Local newspaper articles at the time of its dedication described the Federal Building in Ketchikan, Alaska as "inside and out, the structure is plain and practical." The six-story, L-shaped building was constructed of cast-in-place reinforced concrete on a structural foundation of driven steel piles with concrete caps. Designed by the Cleveland architectural firm of Garfield, Stanley-Brown, Harris and Robinson; the plain, box-like exterior, flat roofs, and lack of ornament identify the Federal Building as International Style architecture.
Pioneered by European architects shortly after World War I, the International Style rejected the ornate designs of previous eras, turning instead to a streamlined, modern approach for buildings. Walls were flat planes with no decorative treatment and windows were placed flush to the exterior. This style became widely accepted in the United States in the mid-1930s.
The building also represents a regional construction type and style known within Federal organizations as New Deal Concrete. A number of federal buildings built under Roosevelt's New Deal plan exhibit similar characteristics.
The Federal Building is located at the southwest corner of Mission and Stedman Streets in downtown Ketchikan. The site is bounded by concrete sidewalks and grassy lawns on the northwest and northeast sides, and by paved concrete parking lots on the southeast and southwest. The northwest lawn features a metal flagpole with a concrete base, one of two originals. After almost four decades of grass bounded by chain link fencing, in the mid 1970s, landscaping was added and the fencing removed at the northeast and northwest lawns at Stedman and Mission Streets. The original steps at the main entry have been altered by the addition of a functional but insensitively designed off-center ramp with painted free-standing metal handrails.
The L-shaped building consists of a long and narrow six-story tower stretching along Stedman Street to the northeast, with the narrow end of the tower and a one-story wing facing Mission Street to the northwest. The inside of the "L" originally included a basement level boiler room. While the main blocks of the building have remained intact; in 1954, a one- and two-story wing was added to the southeast side, east end of the main tower, adjacent to the boiler room. This addition has metal panel and stucco exterior finishes.

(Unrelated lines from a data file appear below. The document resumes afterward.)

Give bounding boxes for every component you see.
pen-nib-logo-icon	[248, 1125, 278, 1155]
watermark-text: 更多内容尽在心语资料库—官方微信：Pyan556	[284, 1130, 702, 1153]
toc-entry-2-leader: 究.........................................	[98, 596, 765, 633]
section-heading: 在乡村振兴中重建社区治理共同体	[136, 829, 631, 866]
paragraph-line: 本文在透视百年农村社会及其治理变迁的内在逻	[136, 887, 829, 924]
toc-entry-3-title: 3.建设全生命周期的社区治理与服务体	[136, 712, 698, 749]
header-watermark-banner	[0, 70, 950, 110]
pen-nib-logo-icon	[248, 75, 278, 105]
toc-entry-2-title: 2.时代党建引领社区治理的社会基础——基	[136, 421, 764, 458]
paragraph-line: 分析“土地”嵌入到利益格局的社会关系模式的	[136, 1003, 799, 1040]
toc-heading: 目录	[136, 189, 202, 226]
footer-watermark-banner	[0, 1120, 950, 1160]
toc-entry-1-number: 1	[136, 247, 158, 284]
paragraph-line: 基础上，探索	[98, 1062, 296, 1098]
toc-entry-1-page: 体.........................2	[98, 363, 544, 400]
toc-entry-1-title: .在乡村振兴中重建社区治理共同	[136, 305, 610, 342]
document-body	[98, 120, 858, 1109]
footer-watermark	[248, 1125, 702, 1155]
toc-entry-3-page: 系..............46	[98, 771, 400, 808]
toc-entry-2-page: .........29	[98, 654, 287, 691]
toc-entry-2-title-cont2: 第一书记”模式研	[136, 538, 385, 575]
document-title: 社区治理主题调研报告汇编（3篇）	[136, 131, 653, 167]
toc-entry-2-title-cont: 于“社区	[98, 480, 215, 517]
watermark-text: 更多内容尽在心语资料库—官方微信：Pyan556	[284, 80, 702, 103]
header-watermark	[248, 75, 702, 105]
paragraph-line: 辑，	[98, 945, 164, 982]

The original building sits on a slightly projecting concrete base. The concrete wall surfaces have a rubbed finish and are smooth except for continuous horizontal reveals at the heights of window sills and heads on each floor level. The building is terminated by a slightly recessed continuous concrete parapet cap. The exterior elevations are penetrated by grouped window openings which align vertically and horizontally, from floor-to-floor. The original horizontal-light, two-over-two, wood double-hung sash windows, some with matching transoms, have been replaced by new, single-light, one-over-one, wood units with operable awning sash below fixed upper sash(es). The building was painted pink in 1990, at the request of the newly built Cape Fox Lodge; the color was decided upon by a local committee. The exterior concrete and paint is deteriorated. A study has recently been completed, identifying deficiencies and recommendations for improvement.

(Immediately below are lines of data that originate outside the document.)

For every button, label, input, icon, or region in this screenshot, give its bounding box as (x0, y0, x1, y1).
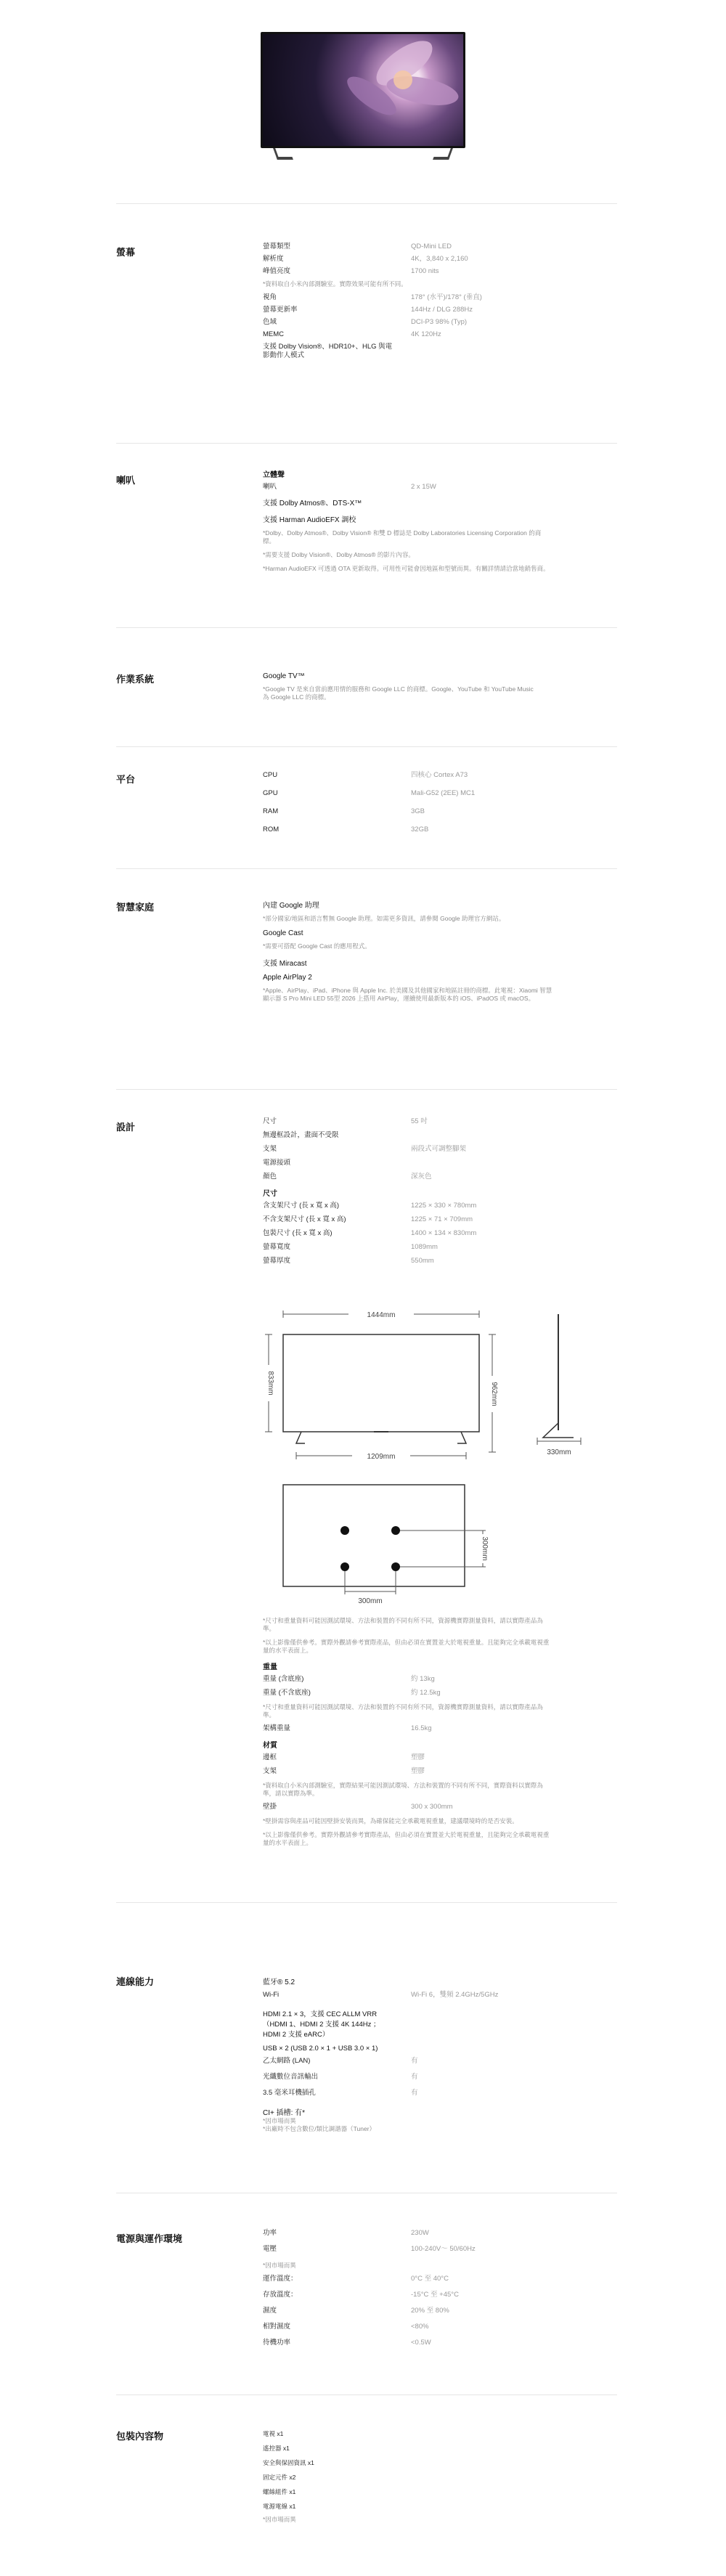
spec-row: 重量 (不含底座) 約 12.5kg (263, 1689, 441, 1697)
list-item: 安全與保固資訊 x1 (263, 2459, 314, 2466)
footnote: *以上影像僅供參考。實際外觀請參考實際產品，但由必須在實置並大於電視重量，且能夠完全承載電視重量的水平表面上。 (263, 1831, 550, 1846)
footnote: *需要可搭配 Google Cast 的應用程式。 (263, 942, 371, 950)
hdmi-ports: HDMI 2.1 × 3，支援 CEC ALLM VRR（HDMI 1、HDMI 2 支援 4K 144Hz ；HDMI 2 支援 eARC） (263, 2010, 380, 2039)
spec-row: 包裝尺寸 (長 x 寬 x 高) 1400 × 134 × 830mm (263, 1229, 477, 1237)
divider (116, 1089, 617, 1090)
section-title-power: 電源與運作環境 (116, 2233, 183, 2244)
spec-row: 解析度 4K，3,840 x 2,160 (263, 255, 468, 263)
dimensions-subtitle: 尺寸 (263, 1190, 277, 1198)
height-label-right: 962mm (490, 1382, 498, 1406)
side-dimension-diagram (530, 1314, 588, 1467)
spec-row: Wi-Fi Wi-Fi 6，雙頻 2.4GHz/5GHz (263, 1991, 499, 1999)
spec-row: 存放溫度： -15°C 至 +45°C (263, 2291, 459, 2299)
list-item: 電源電線 x1 (263, 2503, 296, 2510)
list-item: 電視 x1 (263, 2430, 284, 2437)
vesa-hole (340, 1526, 349, 1535)
design-specs (263, 1116, 553, 1269)
spec-row: 濕度 20% 至 80% (263, 2307, 449, 2315)
spec-row: CPU 四核心 Cortex A73 (263, 771, 468, 779)
spec-row: 壁掛 300 x 300mm (263, 1803, 453, 1811)
footnote: *部分國家/地區和語言暫無 Google 助理。如需更多資訊，請參閱 Google 助理官方網站。 (263, 915, 505, 922)
section-title-display: 螢幕 (116, 247, 136, 258)
feature-line: 支援 Miracast (263, 960, 307, 968)
footnote: *需要支援 Dolby Vision®、Dolby Atmos® 的影片內容。 (263, 551, 415, 558)
platform-specs (263, 770, 553, 842)
spec-row: 視角 178° (水平)/178° (垂直) (263, 293, 482, 301)
tv-stand-left (273, 148, 293, 160)
vesa-width-label: 300mm (358, 1597, 383, 1605)
spec-row: 電源接頭 (263, 1159, 291, 1167)
divider (116, 1902, 617, 1903)
tv-front-outline (283, 1334, 479, 1432)
spec-row: 運作溫度： 0°C 至 40°C (263, 2275, 449, 2283)
spec-row: 乙太網路 (LAN) 有 (263, 2057, 418, 2065)
spec-row: 色域 DCI-P3 98% (Typ) (263, 318, 468, 326)
feature-line: Apple AirPlay 2 (263, 974, 312, 982)
bluetooth: 藍牙® 5.2 (263, 1978, 295, 1986)
feature-line: 內建 Google 助理 (263, 902, 319, 910)
spec-row: 電壓 100-240V～ 50/60Hz (263, 2245, 476, 2253)
footnote: *尺寸和重量資料可能因測試環境、方法和裝置的不同有所不同，資源機實際測量資料，請以實際產品為準。 (263, 1703, 543, 1719)
spec-row: 支架 塑膠 (263, 1767, 425, 1775)
footnote: *Dolby、Dolby Atmos®、Dolby Vision® 和雙 D 標誌是 Dolby Laboratories Licensing Corporation 的商標。 (263, 529, 542, 545)
spec-row: 功率 230W (263, 2229, 429, 2237)
footnote: *資料取自小米內部測驗室。實際效果可能有所不同。 (263, 280, 407, 288)
box-contents (263, 2426, 553, 2527)
spec-row: 螢幕厚度 550mm (263, 1257, 434, 1265)
weight-subtitle: 重量 (263, 1663, 277, 1671)
height-label-left: 833mm (266, 1371, 274, 1395)
footnote: *出廠時不包含數位/類比調諧器（Tuner） (263, 2125, 376, 2132)
section-title-audio: 喇叭 (116, 475, 136, 486)
footnote: *因市場而異 (263, 2262, 296, 2269)
depth-label: 330mm (547, 1448, 571, 1456)
connectivity-specs (263, 1973, 553, 2133)
spec-row: 喇叭 2 x 15W (263, 483, 436, 491)
display-specs (263, 241, 553, 362)
os-name: Google TV™ (263, 672, 305, 680)
spec-row: 架構重量 16.5kg (263, 1724, 432, 1732)
spec-row: 光纖數位音訊輸出 有 (263, 2073, 418, 2081)
vesa-hole (391, 1562, 400, 1571)
spec-row: 含支架尺寸 (長 x 寬 x 高) 1225 × 330 × 780mm (263, 1202, 477, 1210)
section-title-platform: 平台 (116, 774, 136, 785)
section-title-connectivity: 連線能力 (116, 1976, 155, 1987)
spec-row: 相對濕度 <80% (263, 2323, 429, 2331)
divider (116, 868, 617, 869)
footnote: *壁掛需容與產品可能因壁掛安裝而異，為確保能完全承載電視重量，建議環境時的是否安裝。 (263, 1817, 518, 1825)
feature-line: Google Cast (263, 929, 303, 937)
spec-row: 螢幕類型 QD-Mini LED (263, 242, 452, 250)
footnote: *資料取自小米內部測驗室，實際結果可能因測試環境、方法和裝置的不同有所不同，實際資料以實際為準，請以實際為準。 (263, 1782, 543, 1797)
vesa-hole (340, 1562, 349, 1571)
divider (116, 627, 617, 628)
footnote: *Google TV 是來自當前應用情的服務和 Google LLC 的商標。Google、YouTube 和 YouTube Music 為 Google LLC 的商標。 (263, 685, 534, 701)
base-width-label: 1209mm (367, 1453, 396, 1461)
spec-row: 螢幕更新率 144Hz / DLG 288Hz (263, 306, 473, 314)
audio-specs (263, 466, 553, 576)
footnote: *以上影像僅供參考。實際外觀請參考實際產品，但由必須在實置並大於電視重量。且能夠完全承載電視重量的水平表面上。 (263, 1639, 550, 1654)
audio-line: 支援 Harman AudioEFX 調校 (263, 516, 356, 524)
spec-row: 邊框 塑膠 (263, 1753, 425, 1761)
footnote: *Apple、AirPlay、iPad、iPhone 與 Apple Inc. 於美國及其他國家和地區註冊的商標。此電視：Xiaomi 智慧顯示器 S Pro Mini LED 55型 2026 上搭用 AirPlay，運續使用最新版本的 iOS、iPadOS 或 macOS。 (263, 987, 552, 1002)
power-specs (263, 2227, 553, 2353)
section-title-smart-home: 智慧家庭 (116, 902, 155, 913)
tv-screen-flower-art (263, 34, 463, 146)
section-title-box-contents: 包裝內容物 (116, 2431, 164, 2442)
spec-row: ROM 32GB (263, 826, 429, 833)
divider (116, 2394, 617, 2395)
footnote: *因市場而異 (263, 2516, 296, 2523)
spec-row: MEMC 4K 120Hz (263, 330, 441, 338)
spec-row: 重量 (含底座) 約 13kg (263, 1675, 435, 1683)
footnote: *Harman AudioEFX 可透過 OTA 更新取得。可用性可能會因地區和型號而異。有關詳情請洽當地銷售商。 (263, 565, 550, 572)
list-item: 螺絲組件 x1 (263, 2488, 296, 2495)
list-item: 固定元件 x2 (263, 2474, 296, 2481)
footnote: *因市場而異 (263, 2117, 296, 2124)
footnote: *尺寸和重量資料可能因測試環境、方法和裝置的不同有所不同，資源機實際測量資料，請以實際產品為準。 (263, 1617, 543, 1632)
spec-row: 支架 兩段式可調整腳架 (263, 1145, 467, 1153)
tv-stand-right (433, 148, 453, 160)
tv-back-outline (283, 1485, 465, 1586)
design-specs-continued (263, 1615, 553, 1851)
vesa-hole (391, 1526, 400, 1535)
width-label: 1444mm (367, 1311, 396, 1319)
section-title-design: 設計 (116, 1122, 136, 1133)
smart-home-specs (263, 896, 553, 1006)
list-item: 遙控器 x1 (263, 2445, 290, 2452)
spec-row: 待機功率 <0.5W (263, 2339, 431, 2347)
usb-ports: USB × 2 (USB 2.0 × 1 + USB 3.0 × 1) (263, 2045, 378, 2053)
spec-row: 尺寸 55 吋 (263, 1117, 428, 1125)
section-title-os: 作業系統 (116, 674, 155, 685)
divider (116, 746, 617, 747)
spec-row: 無邊框設計，畫面不受限 (263, 1131, 339, 1139)
divider (116, 203, 617, 204)
vesa-height-label: 300mm (481, 1536, 489, 1561)
spec-row: 3.5 毫米耳機插孔 有 (263, 2089, 418, 2097)
material-subtitle: 材質 (263, 1742, 277, 1750)
vesa-diagram (276, 1481, 515, 1608)
hdr-support: 支援 Dolby Vision®、HDR10+、HLG 與電影動作人模式 (263, 343, 393, 359)
tv-frame (261, 32, 465, 148)
spec-row: 螢幕寬度 1089mm (263, 1243, 438, 1251)
divider (116, 443, 617, 444)
spec-row: GPU Mali-G52 (2EE) MC1 (263, 789, 476, 797)
audio-line: 支援 Dolby Atmos®、DTS-X™ (263, 500, 362, 508)
audio-subtitle: 立體聲 (263, 471, 285, 479)
spec-row: 顏色 深灰色 (263, 1173, 432, 1181)
product-image (261, 32, 465, 161)
spec-row: RAM 3GB (263, 807, 425, 815)
spec-row: 不含支架尺寸 (長 x 寬 x 高) 1225 × 71 × 709mm (263, 1215, 473, 1223)
os-specs (263, 669, 553, 705)
ci-slot: CI+ 插槽: 有* (263, 2109, 306, 2117)
spec-row: 峰值亮度 1700 nits (263, 267, 439, 275)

The main building entrance is centered on the narrow northwest face of the six-story tower. The main entry doors are framed by a slightly protruding concrete surround that matches the base element. Two wrought-iron coach-lights (not original) are located at the sides of the entry doors and original cast bronze letters reading "FEDERAL BUILDING KETCHIKAN ALASKA" are located directly above the doors. The commemorative granite corner stone is located near the east end of the north wall.
The original interior of the building continued the simple and practical theme. The most significant spaces were the postal lobbies on the first floor, and the courtroom and lobby on the fifth floor. Due to substantial renovation work in the 1970s, only the fifth floor courtroom and its lobby retains their original integrity.